# Estatísticas Strava

## Importação de Bibliotecas

In [1]:
import os
from datetime import date, datetime, timedelta

import ipywidgets as widgets
import pandas as pd
import pytz
from IPython.display import HTML, clear_output, display
from requests_oauthlib import OAuth2Session

## CONSTANTES e Métodos

In [2]:
first_day_year = datetime(2025, 1, 1, 0, 0)
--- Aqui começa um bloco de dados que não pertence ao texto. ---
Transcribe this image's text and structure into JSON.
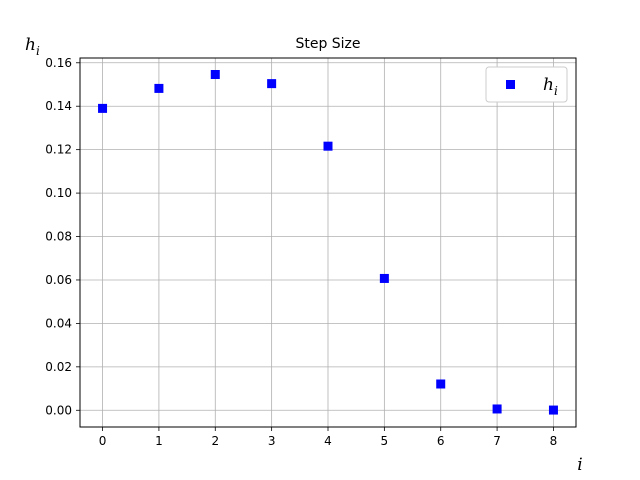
{
  "chart_data": {
    "type": "scatter",
    "title": "Step Size",
    "xlabel": "i",
    "ylabel": "h",
    "ylabel_subscript": "i",
    "marker": "square",
    "color": "#0000ff",
    "grid": true,
    "legend_placement": "top-right",
    "xlim": [
      -0.4,
      8.4
    ],
    "ylim": [
      -0.0077,
      0.1622
    ],
    "x_ticks": [
      0,
      1,
      2,
      3,
      4,
      5,
      6,
      7,
      8
    ],
    "y_ticks": [
      "0.00",
      "0.02",
      "0.04",
      "0.06",
      "0.08",
      "0.10",
      "0.12",
      "0.14",
      "0.16"
    ],
    "series": [
      {
        "name": "h",
        "name_subscript": "i",
        "x": [
          0,
          1,
          2,
          3,
          4,
          5,
          6,
          7,
          8
        ],
        "y": [
          0.139,
          0.1482,
          0.1546,
          0.1504,
          0.1216,
          0.0607,
          0.0121,
          0.0006,
          0.0001
        ]
      }
    ]
  }
}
EPOCH_TIMESTAMP = first_day_year.timestamp()

QUANTITY_PER_PAGE = 100

TRANSLATE_ACTIVITIES = {
    "Hike": "Trilha",
    "Crossfit": "Crossfit",
    "Walk": "Caminhada",
    "WeightTraining": "Levantamento de Peso",
    "Run": "Corrida",
    "Workout": "Treino",
    "Swim": "Natação",
    "Yoga": "Yoga",
    "MountainBikeRide": "Bicicleta",
}

TRANSLATE_WEEKDAYS = {
    "Sunday": "Domingo",
    "Monday": "Segunda-feira",
    "Tuesday": "Terça-feira",
    "Wednesday": "Quarta-feira",
    "Thursday": "Quinta-feira",
    "Friday": "Sexta-feira",
    "Saturday": "Sábado",
}


def login_strava():
    # Baseado na documentação presente em https://developers.strava.com/
    # Defina local id, secret, e redirect_url - para gerar esses dados é necessário criar uma app no Strava
    CLIENT_ID = os.environ.get("STRAVA_CLIENT_ID")
    CLIENT_SECRET = os.environ.get("STRAVA_CLIENT_SECRET")
    REDIRECT_URL = "https://developers.strava.com"

    # Cria sessão
    session = OAuth2Session(client_id=CLIENT_ID, redirect_uri=REDIRECT_URL)
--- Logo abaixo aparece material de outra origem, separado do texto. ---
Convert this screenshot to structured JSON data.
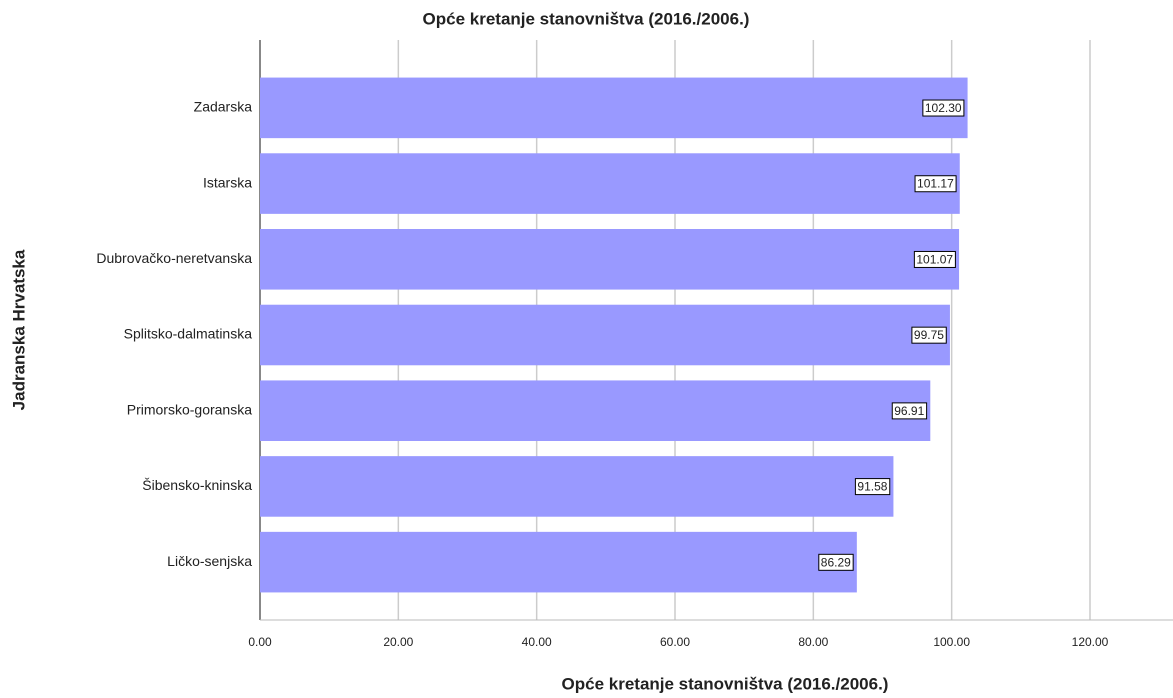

    # Define base auth url e escopo
    AUTH_BASE_URL = "https://www.strava.com/oauth/authorize"
    session.scope = ["activity:read"]

    # Gerar link de autorização
    auth_link = session.authorization_url(AUTH_BASE_URL)
    print(f"Clique aqui: {auth_link[0]}")
    redirect_response = input("Cole a redirect url aqui e pressione a tecla ENTER: ")
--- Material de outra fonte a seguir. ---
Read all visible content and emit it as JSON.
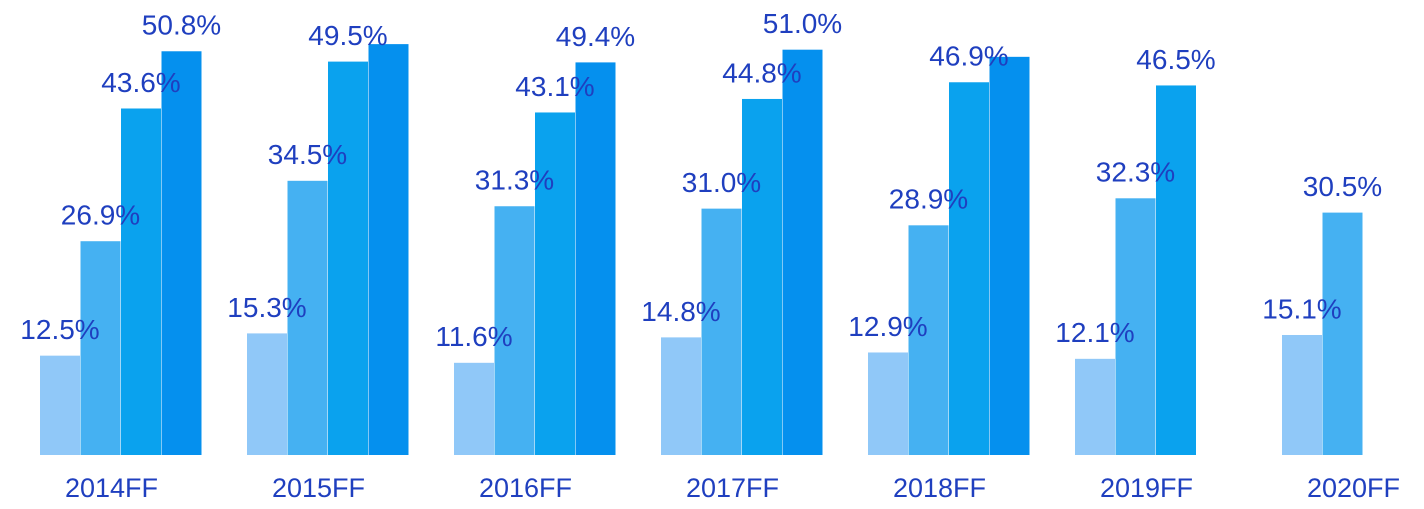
{
  "chart_data": {
    "type": "bar",
    "categories": [
      "2014FF",
      "2015FF",
      "2016FF",
      "2017FF",
      "2018FF",
      "2019FF",
      "2020FF"
    ],
    "series": [
      {
        "color": "#90c8f8",
        "values": [
          12.5,
          15.3,
          11.6,
          14.8,
          12.9,
          12.1,
          15.1
        ],
        "value_labels": [
          "12.5%",
          "15.3%",
          "11.6%",
          "14.8%",
          "12.9%",
          "12.1%",
          "15.1%"
        ]
      },
      {
        "color": "#45b1f2",
        "values": [
          26.9,
          34.5,
          31.3,
          31.0,
          28.9,
          32.3,
          30.5
        ],
        "value_labels": [
          "26.9%",
          "34.5%",
          "31.3%",
          "31.0%",
          "28.9%",
          "32.3%",
          "30.5%"
        ]
      },
      {
        "color": "#0aa2ee",
        "values": [
          43.6,
          49.5,
          43.1,
          44.8,
          46.9,
          46.5,
          null
        ],
        "value_labels": [
          "43.6%",
          "49.5%",
          "43.1%",
          "44.8%",
          "46.9%",
          "46.5%",
          null
        ]
      },
      {
        "color": "#0590ee",
        "values": [
          50.8,
          51.7,
          49.4,
          51.0,
          50.1,
          null,
          null
        ],
        "value_labels": [
          "50.8%",
          null,
          "49.4%",
          "51.0%",
          null,
          null,
          null
        ]
      }
    ],
    "ylim": [
      0,
      57
    ]
  }
}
    # Obter token de sessão
    TOKEN_URL = "https://www.strava.com/api/v3/oauth/token"
    session.fetch_token(
        token_url=TOKEN_URL,
        client_id=CLIENT_ID,
        client_secret=CLIENT_SECRET,
        authorization_response=redirect_response,
        include_client_id=True,
    )

    return session


def generate_df_analysis_by_df(df, show_total):
    activity_counts_dict = df["sport_type"].value_counts().to_dict()
    df_activity_counts = pd.DataFrame.from_dict(
        activity_counts_dict, orient="index", columns=["Count"]
    )

    elapsed_time_by_activity_dict = (
        df.groupby("sport_type")["elapsed_time"].sum().to_dict()
    )

    elapsed_time_dict = {
        index: str(timedelta(seconds=value))
        for index, value in elapsed_time_by_activity_dict.items()
    }
    df_elapsed_time = pd.DataFrame.from_dict(
        elapsed_time_dict, orient="index", columns=["Elapsed Time"]
    )

    distance_by_activity_dict = df.groupby("sport_type")["distance"].sum().to_dict()
    distance_dict = {
        index: value / 1000 for index, value in distance_by_activity_dict.items()
    }
    df_distance = pd.DataFrame.from_dict(
        distance_dict, orient="index", columns=["Distance (km)"]
    )

    total_elevation_gain_by_activity_dict = (
        df.groupby("sport_type")["total_elevation_gain"].sum().to_dict()
    )
    df_elevation_gain = pd.DataFrame.from_dict(
        total_elevation_gain_by_activity_dict,
        orient="index",
        columns=["Elevation Gain (m)"],
    )

    concat_df = pd.concat(
        [df_activity_counts, df_elapsed_time, df_distance, df_elevation_gain], axis=1
    )
    concat_df.rename(index=TRANSLATE_ACTIVITIES, inplace=True)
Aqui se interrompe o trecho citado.